Dans un courrier du 16 juin 2016, l’intersyndicale demande à Marisol Touraine le rétablissement des clauses de désignation en prévoyance. Pensez-vous que cela puisse aboutir ?
C’est un débat qui oppose d’une certaine manière le droit du travail et le droit de la concurrence. La protection sociale fait partie intégrante des éléments de rémunération différée, et donc de la politique d’attractivité et de fidélisation des talents d’une entreprise comme d’une branche professionnelle.
Quelle est la spécificité du risque prévoyance ?

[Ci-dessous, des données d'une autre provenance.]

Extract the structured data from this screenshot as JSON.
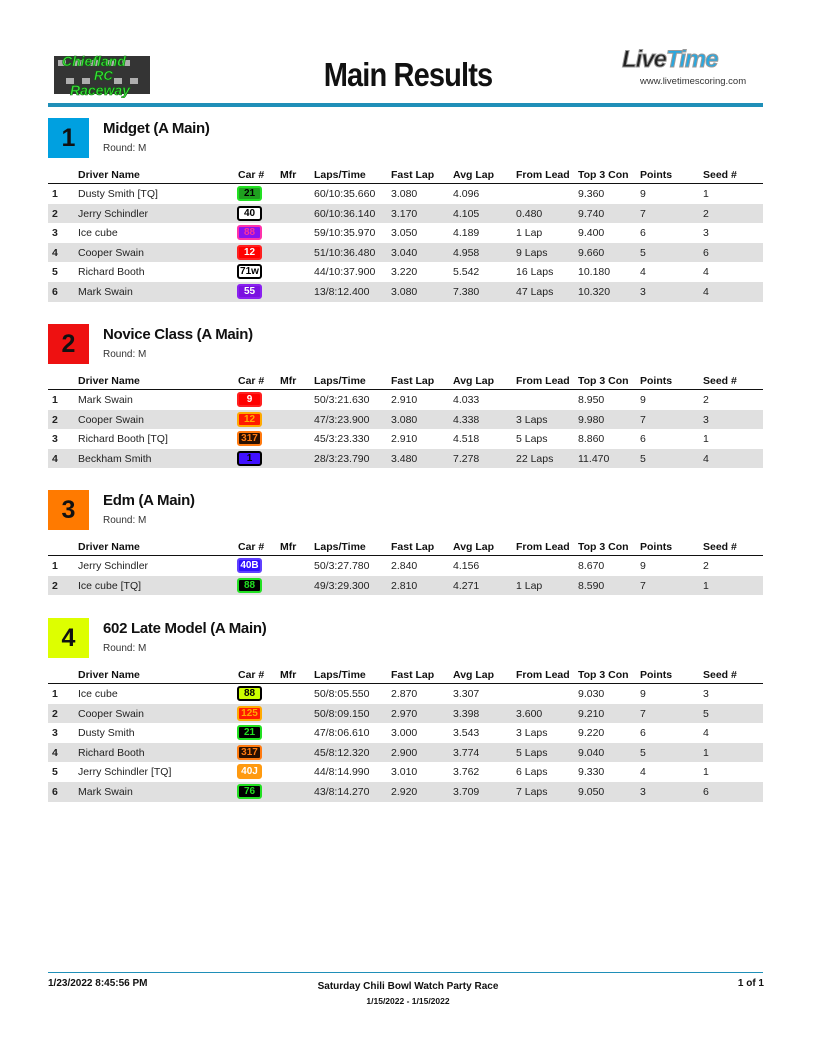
{
  "header": {
    "title": "Main Results",
    "left_logo_text": "Chiefland RC Raceway",
    "right_logo": {
      "live": "Live",
      "time": "Time"
    },
    "url": "www.livetimescoring.com"
  },
  "columns": [
    "Driver Name",
    "Car #",
    "Mfr",
    "Laps/Time",
    "Fast Lap",
    "Avg Lap",
    "From Lead",
    "Top 3 Con",
    "Points",
    "Seed #"
  ],
  "sections": [
    {
      "num": "1",
      "color": "#00a0e0",
      "title": "Midget (A Main)",
      "round": "Round: M",
      "rows": [
        {
          "pos": "1",
          "driver": "Dusty Smith [TQ]",
          "car": "21",
          "badge": {
            "bg": "#1fa01f",
            "fg": "#000000",
            "border": "#22e022"
          },
          "mfr": "",
          "laps": "60/10:35.660",
          "fast": "3.080",
          "avg": "4.096",
          "lead": "",
          "top3": "9.360",
          "points": "9",
          "seed": "1"
        },
        {
          "pos": "2",
          "driver": "Jerry Schindler",
          "car": "40",
          "badge": {
            "bg": "#ffffff",
            "fg": "#000000",
            "border": "#000000"
          },
          "mfr": "",
          "laps": "60/10:36.140",
          "fast": "3.170",
          "avg": "4.105",
          "lead": "0.480",
          "top3": "9.740",
          "points": "7",
          "seed": "2"
        },
        {
          "pos": "3",
          "driver": "Ice cube",
          "car": "88",
          "badge": {
            "bg": "#8a10f0",
            "fg": "#ff3399",
            "border": "#ff33aa"
          },
          "mfr": "",
          "laps": "59/10:35.970",
          "fast": "3.050",
          "avg": "4.189",
          "lead": "1 Lap",
          "top3": "9.400",
          "points": "6",
          "seed": "3"
        },
        {
          "pos": "4",
          "driver": "Cooper Swain",
          "car": "12",
          "badge": {
            "bg": "#ff0000",
            "fg": "#ffffff",
            "border": "#ff2020"
          },
          "mfr": "",
          "laps": "51/10:36.480",
          "fast": "3.040",
          "avg": "4.958",
          "lead": "9 Laps",
          "top3": "9.660",
          "points": "5",
          "seed": "6"
        },
        {
          "pos": "5",
          "driver": "Richard Booth",
          "car": "71w",
          "badge": {
            "bg": "#ffffff",
            "fg": "#000000",
            "border": "#000000"
          },
          "mfr": "",
          "laps": "44/10:37.900",
          "fast": "3.220",
          "avg": "5.542",
          "lead": "16 Laps",
          "top3": "10.180",
          "points": "4",
          "seed": "4"
        },
        {
          "pos": "6",
          "driver": "Mark Swain",
          "car": "55",
          "badge": {
            "bg": "#7a10e0",
            "fg": "#ffffff",
            "border": "#8a20f0"
          },
          "mfr": "",
          "laps": "13/8:12.400",
          "fast": "3.080",
          "avg": "7.380",
          "lead": "47 Laps",
          "top3": "10.320",
          "points": "3",
          "seed": "4"
        }
      ]
    },
    {
      "num": "2",
      "color": "#ee1111",
      "title": "Novice Class (A Main)",
      "round": "Round: M",
      "rows": [
        {
          "pos": "1",
          "driver": "Mark Swain",
          "car": "9",
          "badge": {
            "bg": "#ff0000",
            "fg": "#ffffff",
            "border": "#ff2020"
          },
          "mfr": "",
          "laps": "50/3:21.630",
          "fast": "2.910",
          "avg": "4.033",
          "lead": "",
          "top3": "8.950",
          "points": "9",
          "seed": "2"
        },
        {
          "pos": "2",
          "driver": "Cooper Swain",
          "car": "12",
          "badge": {
            "bg": "#ff1a00",
            "fg": "#ffaa00",
            "border": "#ffaa00"
          },
          "mfr": "",
          "laps": "47/3:23.900",
          "fast": "3.080",
          "avg": "4.338",
          "lead": "3 Laps",
          "top3": "9.980",
          "points": "7",
          "seed": "3"
        },
        {
          "pos": "3",
          "driver": "Richard Booth [TQ]",
          "car": "317",
          "badge": {
            "bg": "#2a1000",
            "fg": "#ff7a10",
            "border": "#ff7a10"
          },
          "mfr": "",
          "laps": "45/3:23.330",
          "fast": "2.910",
          "avg": "4.518",
          "lead": "5 Laps",
          "top3": "8.860",
          "points": "6",
          "seed": "1"
        },
        {
          "pos": "4",
          "driver": "Beckham Smith",
          "car": "1",
          "badge": {
            "bg": "#4010ff",
            "fg": "#000000",
            "border": "#000000"
          },
          "mfr": "",
          "laps": "28/3:23.790",
          "fast": "3.480",
          "avg": "7.278",
          "lead": "22 Laps",
          "top3": "11.470",
          "points": "5",
          "seed": "4"
        }
      ]
    },
    {
      "num": "3",
      "color": "#ff7a00",
      "title": "Edm (A Main)",
      "round": "Round: M",
      "rows": [
        {
          "pos": "1",
          "driver": "Jerry Schindler",
          "car": "40B",
          "badge": {
            "bg": "#3010ff",
            "fg": "#ffffff",
            "border": "#6040ff"
          },
          "mfr": "",
          "laps": "50/3:27.780",
          "fast": "2.840",
          "avg": "4.156",
          "lead": "",
          "top3": "8.670",
          "points": "9",
          "seed": "2"
        },
        {
          "pos": "2",
          "driver": "Ice cube  [TQ]",
          "car": "88",
          "badge": {
            "bg": "#000000",
            "fg": "#22e022",
            "border": "#22e022"
          },
          "mfr": "",
          "laps": "49/3:29.300",
          "fast": "2.810",
          "avg": "4.271",
          "lead": "1 Lap",
          "top3": "8.590",
          "points": "7",
          "seed": "1"
        }
      ]
    },
    {
      "num": "4",
      "color": "#ddff00",
      "title": "602 Late Model (A Main)",
      "round": "Round: M",
      "rows": [
        {
          "pos": "1",
          "driver": "Ice cube",
          "car": "88",
          "badge": {
            "bg": "#ccff00",
            "fg": "#000000",
            "border": "#000000"
          },
          "mfr": "",
          "laps": "50/8:05.550",
          "fast": "2.870",
          "avg": "3.307",
          "lead": "",
          "top3": "9.030",
          "points": "9",
          "seed": "3"
        },
        {
          "pos": "2",
          "driver": "Cooper Swain",
          "car": "125",
          "badge": {
            "bg": "#ff1a00",
            "fg": "#ffaa00",
            "border": "#ffaa00"
          },
          "mfr": "",
          "laps": "50/8:09.150",
          "fast": "2.970",
          "avg": "3.398",
          "lead": "3.600",
          "top3": "9.210",
          "points": "7",
          "seed": "5"
        },
        {
          "pos": "3",
          "driver": "Dusty Smith",
          "car": "21",
          "badge": {
            "bg": "#000000",
            "fg": "#22e022",
            "border": "#22e022"
          },
          "mfr": "",
          "laps": "47/8:06.610",
          "fast": "3.000",
          "avg": "3.543",
          "lead": "3 Laps",
          "top3": "9.220",
          "points": "6",
          "seed": "4"
        },
        {
          "pos": "4",
          "driver": "Richard Booth",
          "car": "317",
          "badge": {
            "bg": "#2a1000",
            "fg": "#ff7a10",
            "border": "#ff7a10"
          },
          "mfr": "",
          "laps": "45/8:12.320",
          "fast": "2.900",
          "avg": "3.774",
          "lead": "5 Laps",
          "top3": "9.040",
          "points": "5",
          "seed": "1"
        },
        {
          "pos": "5",
          "driver": "Jerry Schindler [TQ]",
          "car": "40J",
          "badge": {
            "bg": "#ff9a10",
            "fg": "#ffffff",
            "border": "#ff9a10"
          },
          "mfr": "",
          "laps": "44/8:14.990",
          "fast": "3.010",
          "avg": "3.762",
          "lead": "6 Laps",
          "top3": "9.330",
          "points": "4",
          "seed": "1"
        },
        {
          "pos": "6",
          "driver": "Mark Swain",
          "car": "76",
          "badge": {
            "bg": "#000000",
            "fg": "#22e022",
            "border": "#22e022"
          },
          "mfr": "",
          "laps": "43/8:14.270",
          "fast": "2.920",
          "avg": "3.709",
          "lead": "7 Laps",
          "top3": "9.050",
          "points": "3",
          "seed": "6"
        }
      ]
    }
  ],
  "footer": {
    "printed": "1/23/2022 8:45:56 PM",
    "event": "Saturday Chili Bowl Watch Party Race",
    "dates": "1/15/2022 - 1/15/2022",
    "page": "1 of 1"
  }
}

Contrairement au risque santé, la prévoyance est un risque long, avec une occurrence faible des sinistres mais impliquant des coûts élevés. La mutualisation ne peut donc se faire que sur une population de taille conséquente. Sur un marché de libre concurrence, une grande entreprise, du fait du nombre de ses collaborateurs, va pouvoir bénéficier d’un régime de couverture et d’un tarif spécifiques. En revanche, le rapport est inégal entre un assureur et une petite entreprise de quelques salariés qui va se voir proposer une couverture à un tarif standard, forfaitairement majoré si elle présente certaines caractéristiques, donc parfois élevé, sans vraiment pouvoir faire jouer la concurrence. Par ailleurs, deux entreprises d’un même secteur peuvent obtenir un régime identique à des tarifs différents auprès du même assureur (en raison de critères géographiques, d’âge des salariés, etc.). La mutualisation professionnelle homogénéise garanties et coût de la protection sociale au sein d’une branche et évite les distorsions de concurrence. Elle permet également à la branche de financer, grâce aux excédents du régime, des actions de prévention ciblées sur des pathologies propres à la population d’une même profession.